The Interstate 205 Bridge has stayed relatively smooth throughout the week, although it has seen its share of rush hour backups, particularly during the evening commute. WSDOT officials also observed a spillover effect on Monday; I-205 southbound started to jam up shortly after the crash blocked I-5 southbound.

Tuesday and Wednesday didn’t see any incidents of the same scale, but Hamilton stressed that motorists should stay mindful of the I-5 Bridge’s reduced 40 mph speed limit and drive carefully, especially with the arrival of a rainstorm on Wednesday.

The heavy rain prompted officials at the Washington State Department of Transportation to close the ramp from northbound I-5 to downtown Vancouver Wednesday afternoon due to pooling water on the freeway median.

New transit options

The I-5 Bridge project has served as a test run for a new hybrid bus-on-shoulder lane that C-Tran and WSDOT installed along I-5 south through Vancouver this summer, from 99th Street to the bridge. When traffic drops below 35 mph, bus operators are allowed to move into the shoulder lane to bypass jam-ups.

ODOT implemented a similar measure on the shoulders of both directions of Interstate 205 across the Glenn Jackson Bridge and extending south to Airport Way in Portland.

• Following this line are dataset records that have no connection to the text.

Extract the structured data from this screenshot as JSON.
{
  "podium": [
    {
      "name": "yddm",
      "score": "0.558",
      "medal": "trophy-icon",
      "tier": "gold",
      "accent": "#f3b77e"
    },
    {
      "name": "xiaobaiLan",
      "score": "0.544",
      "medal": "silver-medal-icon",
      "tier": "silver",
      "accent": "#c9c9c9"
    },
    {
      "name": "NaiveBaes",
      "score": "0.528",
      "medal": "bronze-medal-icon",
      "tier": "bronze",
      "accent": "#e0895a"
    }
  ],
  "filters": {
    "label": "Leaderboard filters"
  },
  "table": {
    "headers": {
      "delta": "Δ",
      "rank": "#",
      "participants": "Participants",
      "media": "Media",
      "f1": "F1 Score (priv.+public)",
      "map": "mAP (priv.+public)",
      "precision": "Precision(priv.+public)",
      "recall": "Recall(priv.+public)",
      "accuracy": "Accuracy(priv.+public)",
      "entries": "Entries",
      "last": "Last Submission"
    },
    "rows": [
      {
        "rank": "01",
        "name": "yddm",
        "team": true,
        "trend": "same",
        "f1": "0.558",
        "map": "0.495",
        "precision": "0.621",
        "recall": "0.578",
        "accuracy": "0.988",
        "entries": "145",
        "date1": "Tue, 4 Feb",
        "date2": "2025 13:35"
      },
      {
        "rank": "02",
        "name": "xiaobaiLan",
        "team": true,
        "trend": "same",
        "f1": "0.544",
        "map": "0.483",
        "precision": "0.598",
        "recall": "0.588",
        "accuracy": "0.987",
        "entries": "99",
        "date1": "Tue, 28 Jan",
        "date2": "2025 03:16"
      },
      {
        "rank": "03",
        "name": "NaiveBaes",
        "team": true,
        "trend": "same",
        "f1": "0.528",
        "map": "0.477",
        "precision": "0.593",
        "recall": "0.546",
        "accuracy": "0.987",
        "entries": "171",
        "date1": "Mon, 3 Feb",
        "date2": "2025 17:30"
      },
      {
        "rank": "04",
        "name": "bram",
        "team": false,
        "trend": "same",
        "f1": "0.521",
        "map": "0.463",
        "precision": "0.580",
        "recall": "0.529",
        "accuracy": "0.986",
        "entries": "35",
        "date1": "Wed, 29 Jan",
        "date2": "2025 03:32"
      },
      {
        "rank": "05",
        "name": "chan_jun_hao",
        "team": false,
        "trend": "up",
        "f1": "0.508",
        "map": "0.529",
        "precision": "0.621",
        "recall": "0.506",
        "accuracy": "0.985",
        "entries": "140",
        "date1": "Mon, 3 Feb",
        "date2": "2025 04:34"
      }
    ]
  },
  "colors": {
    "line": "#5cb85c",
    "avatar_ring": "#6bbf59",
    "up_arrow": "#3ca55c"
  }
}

Buses used the new shoulder options 22 times during the first four days of the project, C-Tran spokeswoman Chris Selk said Wednesday – nine times on Saturday, four on Monday and nine on Tuesday.

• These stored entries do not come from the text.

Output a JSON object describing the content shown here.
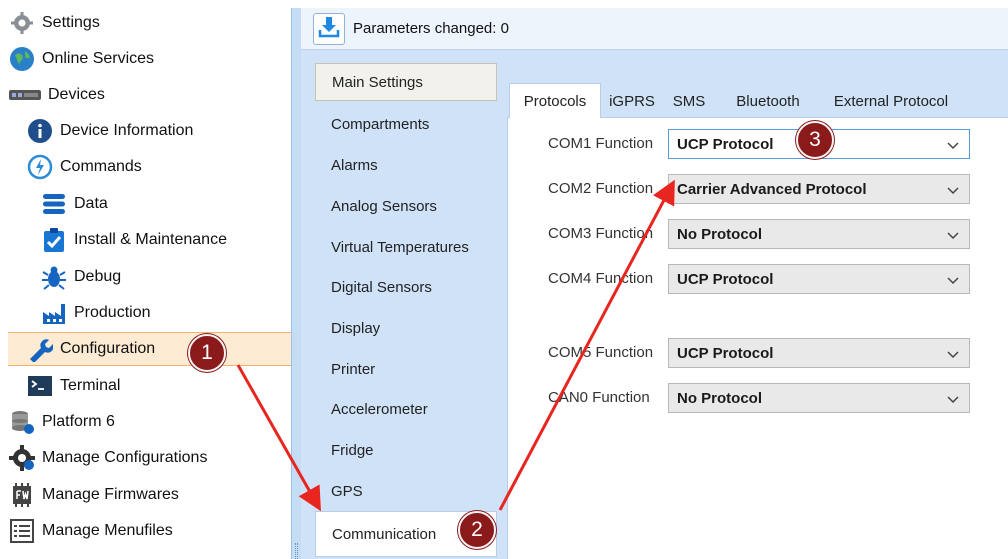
{
  "tree": {
    "items": [
      {
        "label": "Settings",
        "icon": "gear-icon"
      },
      {
        "label": "Online Services",
        "icon": "globe-icon"
      },
      {
        "label": "Devices",
        "icon": "devices-icon"
      },
      {
        "label": "Device Information",
        "icon": "info-icon"
      },
      {
        "label": "Commands",
        "icon": "commands-icon"
      },
      {
        "label": "Data",
        "icon": "database-icon"
      },
      {
        "label": "Install & Maintenance",
        "icon": "clipboard-check-icon"
      },
      {
        "label": "Debug",
        "icon": "bug-icon"
      },
      {
        "label": "Production",
        "icon": "factory-icon"
      },
      {
        "label": "Configuration",
        "icon": "wrench-icon"
      },
      {
        "label": "Terminal",
        "icon": "terminal-icon"
      },
      {
        "label": "Platform 6",
        "icon": "database-stack-icon"
      },
      {
        "label": "Manage Configurations",
        "icon": "gear-settings-icon"
      },
      {
        "label": "Manage Firmwares",
        "icon": "firmware-chip-icon"
      },
      {
        "label": "Manage Menufiles",
        "icon": "menu-list-icon"
      }
    ],
    "selected": "Configuration"
  },
  "toolbar": {
    "parameters_changed": "Parameters changed: 0"
  },
  "categories": [
    "Main Settings",
    "Compartments",
    "Alarms",
    "Analog Sensors",
    "Virtual Temperatures",
    "Digital Sensors",
    "Display",
    "Printer",
    "Accelerometer",
    "Fridge",
    "GPS",
    "Communication"
  ],
  "tabs": [
    "Protocols",
    "iGPRS",
    "SMS",
    "Bluetooth",
    "External Protocol"
  ],
  "active_tab": "Protocols",
  "fields": [
    {
      "label": "COM1 Function",
      "value": "UCP Protocol"
    },
    {
      "label": "COM2 Function",
      "value": "Carrier Advanced Protocol"
    },
    {
      "label": "COM3 Function",
      "value": "No Protocol"
    },
    {
      "label": "COM4 Function",
      "value": "UCP Protocol"
    },
    {
      "label": "COM5 Function",
      "value": "UCP Protocol"
    },
    {
      "label": "CAN0 Function",
      "value": "No Protocol"
    }
  ],
  "callouts": [
    "1",
    "2",
    "3"
  ],
  "colors": {
    "callout": "#8b1a1a",
    "arrow": "#e8251e",
    "selection": "#fdebd3",
    "panel": "#cfe2f7"
  }
}
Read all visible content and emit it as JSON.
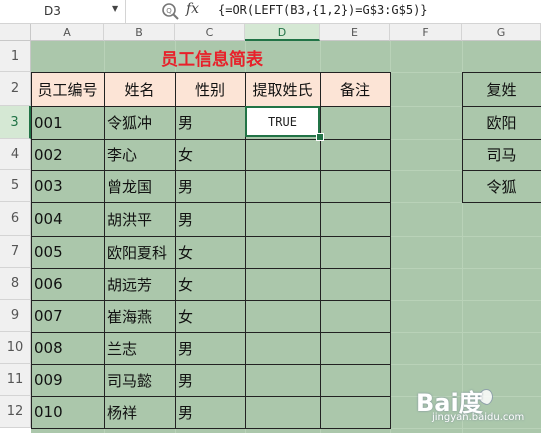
{
  "formula_bar": {
    "cell_ref": "D3",
    "fx_label": "fx",
    "formula": "{=OR(LEFT(B3,{1,2})=G$3:G$5)}"
  },
  "columns": [
    "A",
    "B",
    "C",
    "D",
    "E",
    "F",
    "G"
  ],
  "rows": [
    "1",
    "2",
    "3",
    "4",
    "5",
    "6",
    "7",
    "8",
    "9",
    "10",
    "11",
    "12"
  ],
  "sheet": {
    "title": "员工信息简表",
    "headers": [
      "员工编号",
      "姓名",
      "性别",
      "提取姓氏",
      "备注"
    ],
    "records": [
      {
        "id": "001",
        "name": "令狐冲",
        "gender": "男"
      },
      {
        "id": "002",
        "name": "李心",
        "gender": "女"
      },
      {
        "id": "003",
        "name": "曾龙国",
        "gender": "男"
      },
      {
        "id": "004",
        "name": "胡洪平",
        "gender": "男"
      },
      {
        "id": "005",
        "name": "欧阳夏科",
        "gender": "女"
      },
      {
        "id": "006",
        "name": "胡远芳",
        "gender": "女"
      },
      {
        "id": "007",
        "name": "崔海燕",
        "gender": "女"
      },
      {
        "id": "008",
        "name": "兰志",
        "gender": "男"
      },
      {
        "id": "009",
        "name": "司马懿",
        "gender": "男"
      },
      {
        "id": "010",
        "name": "杨祥",
        "gender": "男"
      }
    ],
    "active_cell_value": "TRUE",
    "compound_surnames": {
      "header": "复姓",
      "items": [
        "欧阳",
        "司马",
        "令狐"
      ]
    }
  },
  "watermark": {
    "brand": "Bai度",
    "sub": "jingyan.baidu.com"
  },
  "colors": {
    "grid_bg": "#d5ead4",
    "header_fill": "#fce4d6",
    "title_red": "#e8202a",
    "selection_green": "#217346"
  }
}
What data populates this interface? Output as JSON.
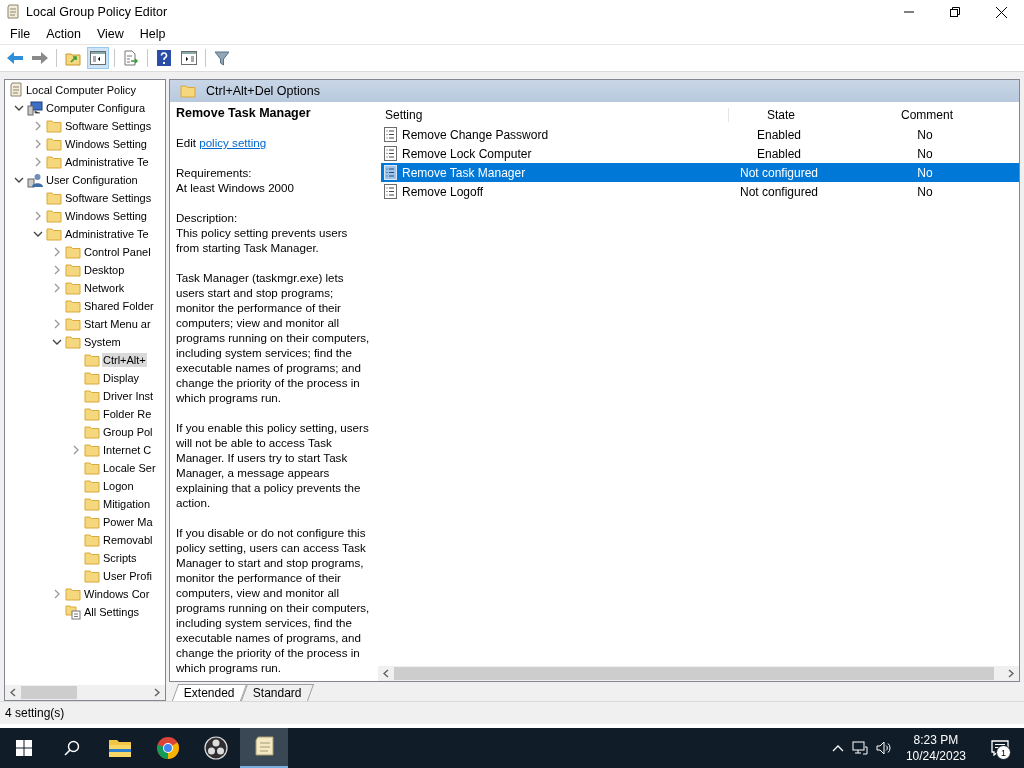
{
  "window": {
    "title": "Local Group Policy Editor"
  },
  "menu": [
    "File",
    "Action",
    "View",
    "Help"
  ],
  "toolbar": [
    {
      "kind": "back"
    },
    {
      "kind": "forward"
    },
    {
      "kind": "sep"
    },
    {
      "kind": "up"
    },
    {
      "kind": "tree",
      "selected": true
    },
    {
      "kind": "sep"
    },
    {
      "kind": "export"
    },
    {
      "kind": "sep"
    },
    {
      "kind": "help"
    },
    {
      "kind": "pane",
      "selected": false
    },
    {
      "kind": "sep"
    },
    {
      "kind": "filter"
    }
  ],
  "tree": {
    "label": "Local Computer Policy",
    "kind": "policy",
    "selected": false,
    "children": [
      {
        "label": "Computer Configura",
        "kind": "computer",
        "expanded": true,
        "selected": false,
        "children": [
          {
            "label": "Software Settings",
            "kind": "folder",
            "expanded": false,
            "selected": false
          },
          {
            "label": "Windows Setting",
            "kind": "folder",
            "expanded": false,
            "selected": false
          },
          {
            "label": "Administrative Te",
            "kind": "folder",
            "expanded": false,
            "selected": false
          }
        ]
      },
      {
        "label": "User Configuration",
        "kind": "user",
        "expanded": true,
        "selected": false,
        "children": [
          {
            "label": "Software Settings",
            "kind": "folder",
            "selected": false
          },
          {
            "label": "Windows Setting",
            "kind": "folder",
            "expanded": false,
            "selected": false
          },
          {
            "label": "Administrative Te",
            "kind": "folder",
            "expanded": true,
            "selected": false,
            "children": [
              {
                "label": "Control Panel",
                "kind": "folder",
                "expanded": false,
                "selected": false
              },
              {
                "label": "Desktop",
                "kind": "folder",
                "expanded": false,
                "selected": false
              },
              {
                "label": "Network",
                "kind": "folder",
                "expanded": false,
                "selected": false
              },
              {
                "label": "Shared Folder",
                "kind": "folder",
                "selected": false
              },
              {
                "label": "Start Menu ar",
                "kind": "folder",
                "expanded": false,
                "selected": false
              },
              {
                "label": "System",
                "kind": "folder",
                "expanded": true,
                "selected": false,
                "children": [
                  {
                    "label": "Ctrl+Alt+",
                    "kind": "folder",
                    "selected": true
                  },
                  {
                    "label": "Display",
                    "kind": "folder",
                    "selected": false
                  },
                  {
                    "label": "Driver Inst",
                    "kind": "folder",
                    "selected": false
                  },
                  {
                    "label": "Folder Re",
                    "kind": "folder",
                    "selected": false
                  },
                  {
                    "label": "Group Pol",
                    "kind": "folder",
                    "selected": false
                  },
                  {
                    "label": "Internet C",
                    "kind": "folder",
                    "expanded": false,
                    "selected": false
                  },
                  {
                    "label": "Locale Ser",
                    "kind": "folder",
                    "selected": false
                  },
                  {
                    "label": "Logon",
                    "kind": "folder",
                    "selected": false
                  },
                  {
                    "label": "Mitigation",
                    "kind": "folder",
                    "selected": false
                  },
                  {
                    "label": "Power Ma",
                    "kind": "folder",
                    "selected": false
                  },
                  {
                    "label": "Removabl",
                    "kind": "folder",
                    "selected": false
                  },
                  {
                    "label": "Scripts",
                    "kind": "folder",
                    "selected": false
                  },
                  {
                    "label": "User Profi",
                    "kind": "folder",
                    "selected": false
                  }
                ]
              },
              {
                "label": "Windows Cor",
                "kind": "folder",
                "expanded": false,
                "selected": false
              },
              {
                "label": "All Settings",
                "kind": "all-settings",
                "selected": false
              }
            ]
          }
        ]
      }
    ]
  },
  "header": {
    "title": "Ctrl+Alt+Del Options"
  },
  "details": {
    "title": "Remove Task Manager",
    "edit_prefix": "Edit",
    "edit_link": "policy setting",
    "requirements_label": "Requirements:",
    "requirements": "At least Windows 2000",
    "description_label": "Description:",
    "paragraphs": [
      "This policy setting prevents users from starting Task Manager.",
      "Task Manager (taskmgr.exe) lets users start and stop programs; monitor the performance of their computers; view and monitor all programs running on their computers, including system services; find the executable names of programs; and change the priority of the process in which programs run.",
      "If you enable this policy setting, users will not be able to access Task Manager. If users try to start Task Manager, a message appears explaining that a policy prevents the action.",
      "If you disable or do not configure this policy setting, users can access Task Manager to  start and stop programs, monitor the performance of their computers, view and monitor all programs running on their computers, including system services, find the executable names of programs, and change the priority of the process in which programs run."
    ]
  },
  "table": {
    "columns": [
      "Setting",
      "State",
      "Comment"
    ],
    "rows": [
      {
        "setting": "Remove Change Password",
        "state": "Enabled",
        "comment": "No",
        "selected": false
      },
      {
        "setting": "Remove Lock Computer",
        "state": "Enabled",
        "comment": "No",
        "selected": false
      },
      {
        "setting": "Remove Task Manager",
        "state": "Not configured",
        "comment": "No",
        "selected": true
      },
      {
        "setting": "Remove Logoff",
        "state": "Not configured",
        "comment": "No",
        "selected": false
      }
    ]
  },
  "tabs": [
    {
      "label": "Extended",
      "selected": true
    },
    {
      "label": "Standard",
      "selected": false
    }
  ],
  "status_bar": "4 setting(s)",
  "taskbar": {
    "apps": [
      {
        "kind": "explorer",
        "active": false
      },
      {
        "kind": "chrome",
        "active": false
      },
      {
        "kind": "obs",
        "active": false
      },
      {
        "kind": "policy",
        "active": true
      }
    ],
    "time": "8:23 PM",
    "date": "10/24/2023",
    "notifications": "1"
  }
}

“The vast majority of these usages are during the p.m. commute,” she said.

All but two of the instances were on I-205 rather than I-5, she said, possibly due to the eastern freeway shouldering a heavier-than-usual proportion of the area’s commuting traffic during the I-5 Bridge closure.

C-Tran will have to wait and see whether the balance of hybrid shoulder use shifts more toward I-5 once the closure ends and traffic levels adjust back to normal, she said. The hybrid lanes are permanent upgrades and will stick around once the bridge closure ends.

The trunnion project is on track to wrap up Sunday with the northbound span scheduled to reopen at 11:59 p.m. that evening. Immediately following the reopening of the northbound span, crews will close the left lane of the southbound span for seven days to perform wrap-up work and maintenance.